ReProbe's advantage stems largely from OOD generalization. PRMs are strong in-domain but probes overfit less to specific math text distributions.
Self-supervised labeling is competitive. Self-anno ReProbe matches or exceeds DeepSeek-anno in several metrics, indicating target models can provide useful process supervision.
ReProbe can supplement PRMs. Fusion experiments show they capture different information: PRMs act as external reviewers, while ReProbe acts as the model's internal confidence meter.
Deployment efficiency is significant. The current implementation offers 2.6× to 25× speedup over state-of-the-art PRMs.

Highlights & Insights¶

Shifting "process reward" from the text space to the state space is highly impactful. Reasoning quality is not solely determined by generated text; hidden representations contain intrinsic supervision signals.
ReProbe provides finer cost control for TTS. It is ideal for resource-constrained systems that still require reasoning search.
Experiments on native thinking mode demonstrate that the method does not strictly rely on structured CoT formatting, as using sentences as steps still allows for effective probe training.
For engineering, ReProbe can serve in a cascade: use it to filter the majority of candidates, passing only uncertain samples to a heavy PRM.

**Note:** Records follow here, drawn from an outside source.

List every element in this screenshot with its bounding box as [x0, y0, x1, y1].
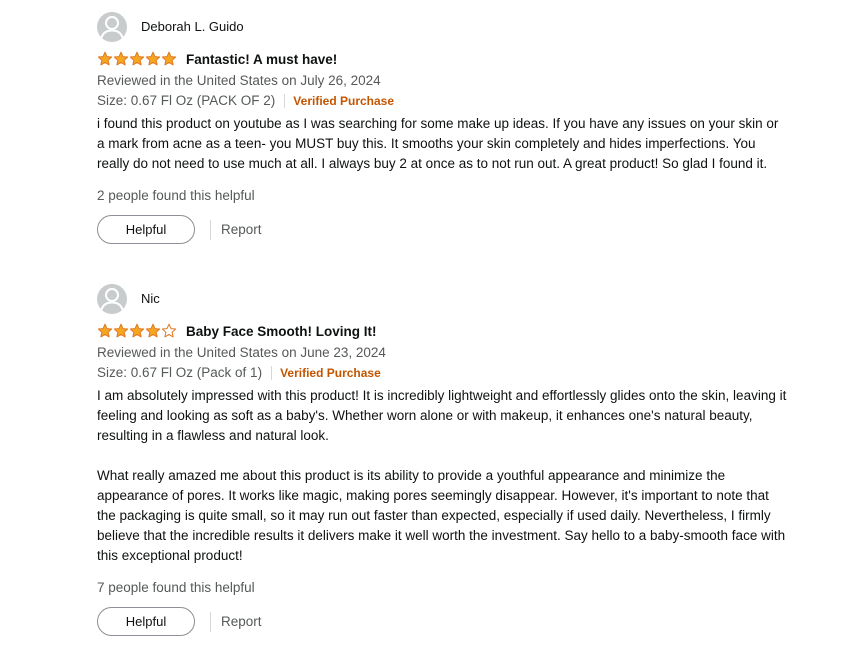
review-paragraph: i found this product on youtube as I was… — [97, 116, 779, 171]
star-rating[interactable] — [97, 323, 177, 339]
report-link[interactable]: Report — [221, 222, 262, 237]
review-title[interactable]: Fantastic! A must have! — [186, 52, 337, 67]
star-filled-icon — [145, 323, 161, 338]
reviewer-name[interactable]: Nic — [141, 291, 160, 306]
star-filled-icon — [129, 51, 145, 66]
divider — [210, 219, 211, 240]
review-title[interactable]: Baby Face Smooth! Loving It! — [186, 324, 377, 339]
review-card: Nic Baby Face Smooth! Loving It! Reviewe… — [97, 283, 787, 637]
helpful-button[interactable]: Helpful — [97, 607, 195, 636]
star-filled-icon — [97, 51, 113, 66]
helpful-button[interactable]: Helpful — [97, 215, 195, 244]
star-filled-icon — [161, 51, 177, 66]
helpful-count: 2 people found this helpful — [97, 188, 255, 203]
star-filled-icon — [97, 323, 113, 338]
star-filled-icon — [145, 51, 161, 66]
avatar-icon — [97, 283, 127, 314]
reviewer-profile[interactable]: Deborah L. Guido — [97, 11, 787, 42]
review-date: Reviewed in the United States on June 23… — [97, 345, 386, 360]
divider — [284, 94, 286, 108]
review-date: Reviewed in the United States on July 26… — [97, 73, 381, 88]
review-body: i found this product on youtube as I was… — [97, 114, 787, 174]
review-paragraph: What really amazed me about this product… — [97, 468, 786, 563]
review-paragraph: I am absolutely impressed with this prod… — [97, 388, 787, 443]
review-format[interactable]: Size: 0.67 Fl Oz (PACK OF 2) — [97, 91, 275, 111]
review-card: Deborah L. Guido Fantastic! A must have!… — [97, 11, 787, 245]
verified-purchase-badge: Verified Purchase — [293, 94, 395, 108]
star-filled-icon — [113, 51, 129, 66]
avatar-icon — [97, 11, 127, 42]
star-filled-icon — [113, 323, 129, 338]
star-rating[interactable] — [97, 51, 177, 67]
reviewer-profile[interactable]: Nic — [97, 283, 787, 314]
report-link[interactable]: Report — [221, 614, 262, 629]
reviewer-name[interactable]: Deborah L. Guido — [141, 19, 244, 34]
review-body: I am absolutely impressed with this prod… — [97, 386, 787, 566]
star-filled-icon — [129, 323, 145, 338]
divider — [210, 611, 211, 632]
divider — [271, 366, 273, 380]
helpful-count: 7 people found this helpful — [97, 580, 255, 595]
verified-purchase-badge: Verified Purchase — [280, 366, 381, 380]
star-empty-icon — [161, 323, 177, 338]
review-format[interactable]: Size: 0.67 Fl Oz (Pack of 1) — [97, 363, 262, 383]
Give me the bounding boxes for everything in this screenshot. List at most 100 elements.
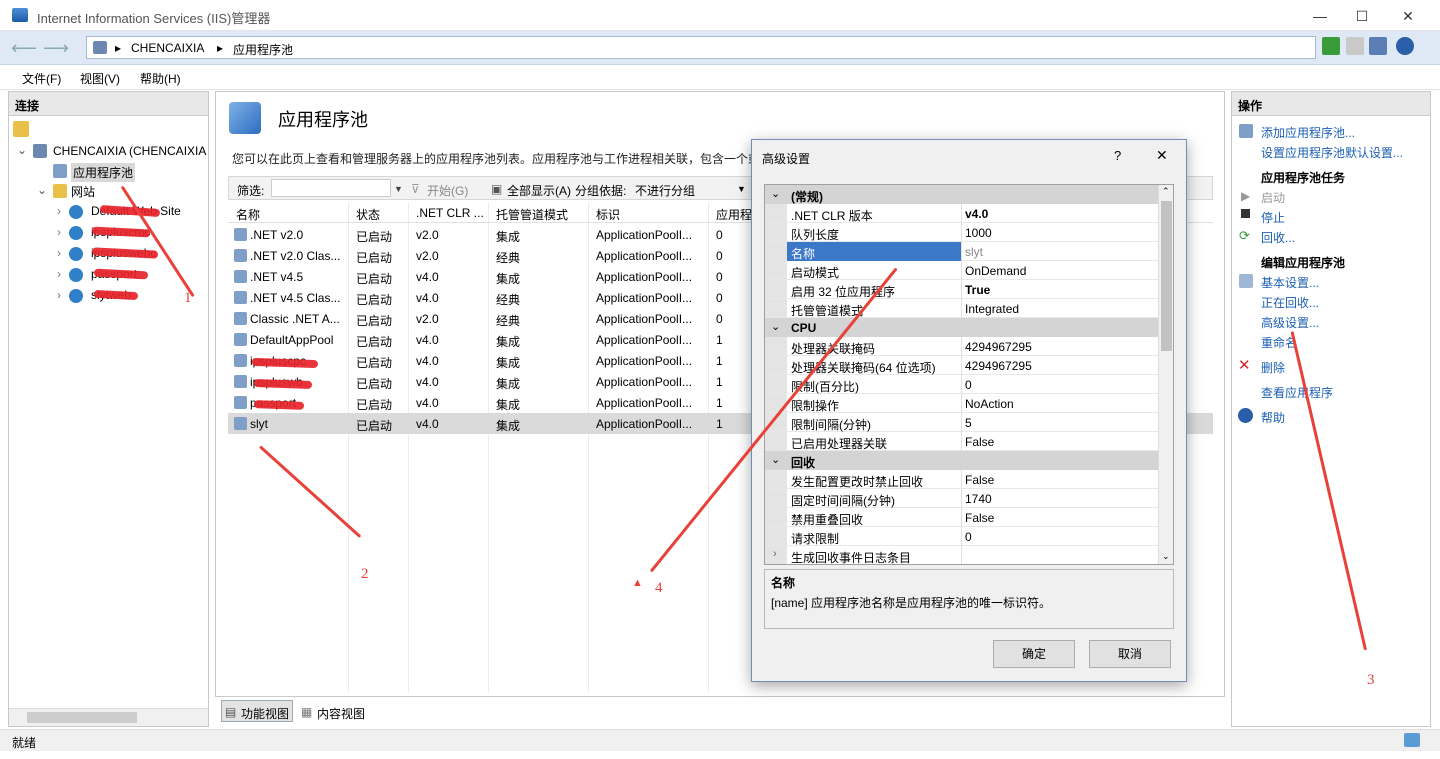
column-header-name[interactable]: 名称	[236, 206, 260, 223]
expand-site-icon[interactable]: ›	[57, 225, 61, 239]
stop-link[interactable]: 停止	[1261, 209, 1285, 226]
property-value[interactable]: 4294967295	[965, 340, 1032, 354]
menu-help[interactable]: 帮助(H)	[140, 70, 181, 87]
cell-identity: ApplicationPoolI...	[596, 249, 693, 263]
property-value[interactable]: 1740	[965, 492, 992, 506]
property-value[interactable]: 0	[965, 530, 972, 544]
features-view-label[interactable]: 功能视图	[241, 705, 289, 722]
property-category[interactable]: ⌄ CPU	[765, 318, 1159, 337]
property-row[interactable]: 固定时间间隔(分钟) 1740	[765, 489, 1159, 508]
ok-button[interactable]: 确定	[993, 640, 1075, 668]
property-value[interactable]: 0	[965, 378, 972, 392]
column-header-pipeline[interactable]: 托管管道模式	[496, 206, 568, 223]
collapse-icon[interactable]: ⌄	[771, 320, 780, 333]
collapse-icon[interactable]: ⌄	[771, 453, 780, 466]
column-header-status[interactable]: 状态	[356, 206, 380, 223]
home-icon[interactable]	[1369, 37, 1387, 55]
expand-site-icon[interactable]: ›	[57, 204, 61, 218]
property-scrollbar[interactable]: ⌃ ⌄	[1158, 185, 1173, 564]
filter-dropdown-icon[interactable]: ▼	[394, 184, 403, 194]
tree-sites[interactable]: 网站	[71, 183, 95, 200]
tree-server[interactable]: CHENCAIXIA (CHENCAIXIA	[53, 144, 206, 158]
property-category[interactable]: ⌄ 回收	[765, 451, 1159, 470]
expand-site-icon[interactable]: ›	[57, 288, 61, 302]
help-link[interactable]: 帮助	[1261, 409, 1285, 426]
property-row[interactable]: .NET CLR 版本 v4.0	[765, 204, 1159, 223]
column-header-clr[interactable]: .NET CLR ...	[416, 206, 484, 220]
property-row[interactable]: 请求限制 0	[765, 527, 1159, 546]
property-row[interactable]: 限制操作 NoAction	[765, 394, 1159, 413]
expand-site-icon[interactable]: ›	[57, 267, 61, 281]
property-row[interactable]: 托管管道模式 Integrated	[765, 299, 1159, 318]
property-value[interactable]: 1000	[965, 226, 992, 240]
group-by-select[interactable]: 不进行分组	[635, 182, 695, 199]
expand-server-icon[interactable]: ⌄	[17, 143, 27, 157]
dialog-close-button[interactable]: ✕	[1156, 147, 1168, 164]
recycling-link[interactable]: 正在回收...	[1261, 294, 1319, 311]
property-row[interactable]: 限制(百分比) 0	[765, 375, 1159, 394]
add-app-pool-link[interactable]: 添加应用程序池...	[1261, 124, 1355, 141]
set-defaults-link[interactable]: 设置应用程序池默认设置...	[1261, 144, 1403, 161]
help-icon[interactable]	[1396, 37, 1414, 55]
forward-arrow-icon[interactable]: ⟶	[42, 37, 70, 59]
delete-link[interactable]: 删除	[1261, 359, 1285, 376]
cancel-button[interactable]: 取消	[1089, 640, 1171, 668]
menu-file[interactable]: 文件(F)	[22, 70, 61, 87]
tree-app-pools[interactable]: 应用程序池	[71, 163, 136, 182]
property-row[interactable]: 队列长度 1000	[765, 223, 1159, 242]
address-bar[interactable]: ▸ CHENCAIXIA ▸ 应用程序池	[86, 36, 1316, 59]
refresh-icon[interactable]	[1322, 37, 1340, 55]
recycle-link[interactable]: 回收...	[1261, 229, 1295, 246]
property-row[interactable]: 限制间隔(分钟) 5	[765, 413, 1159, 432]
column-header-identity[interactable]: 标识	[596, 206, 620, 223]
show-all-button[interactable]: 全部显示(A)	[507, 182, 571, 199]
minimize-button[interactable]: —	[1310, 6, 1330, 26]
view-apps-link[interactable]: 查看应用程序	[1261, 384, 1333, 401]
property-value[interactable]: 5	[965, 416, 972, 430]
property-value[interactable]: v4.0	[965, 207, 988, 221]
basic-settings-link[interactable]: 基本设置...	[1261, 274, 1319, 291]
expand-icon[interactable]: ›	[773, 548, 777, 560]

Limitations & Future Work¶

ReProbe is model-specific. Since it reads internal states, different models or fine-tuned versions require separate training or adaptation.
Performance still scales with training data size; curves for tasks like StrategyQA have not yet saturated.
Relying on DeepSeek-R1 as a judge involves API costs and non-determinism.
For extremely long reasoning chains, both PRMs and ReProbe degrade. Future work should address stable step segmentation and error aggregation in long contexts.

vs. PRM: PRMs use an auxiliary LLM to score text; ReProbe uses a tiny model to read internal states, offering lower cost and better OOD generalization but requiring model-specific training.
vs. Unsupervised UQ: Metrics like entropy or perplexity require no training but are less effective. ReProbe remains lightweight while capturing complex reliability patterns through supervision.
vs. Self-consistency: Majority voting aggregates at the final answer level; ReProbe intervenes at the step level, making it more suitable for search.
vs. Formal Verification: Formal methods are reliable but domain-restricted; ReProbe is general-purpose but does not provide formal proofs.

Rating¶

Novelty: ⭐⭐⭐⭐⭐ Systematizes internal state probing for reasoning step verification, forming a clear complement to the PRM path.
Experimental Thoroughness: ⭐⭐⭐⭐⭐ Comprehensive coverage across PR-AUC, Best-of-N, beam search, multiple models, and efficiency analysis.
Writing Quality: ⭐⭐⭐⭐ Clear structure and data-dense tables; training cost details are slightly complex across main text and limitations.
Value: ⭐⭐⭐⭐⭐ Highly valuable for low-cost test-time scaling and deployable reasoning systems.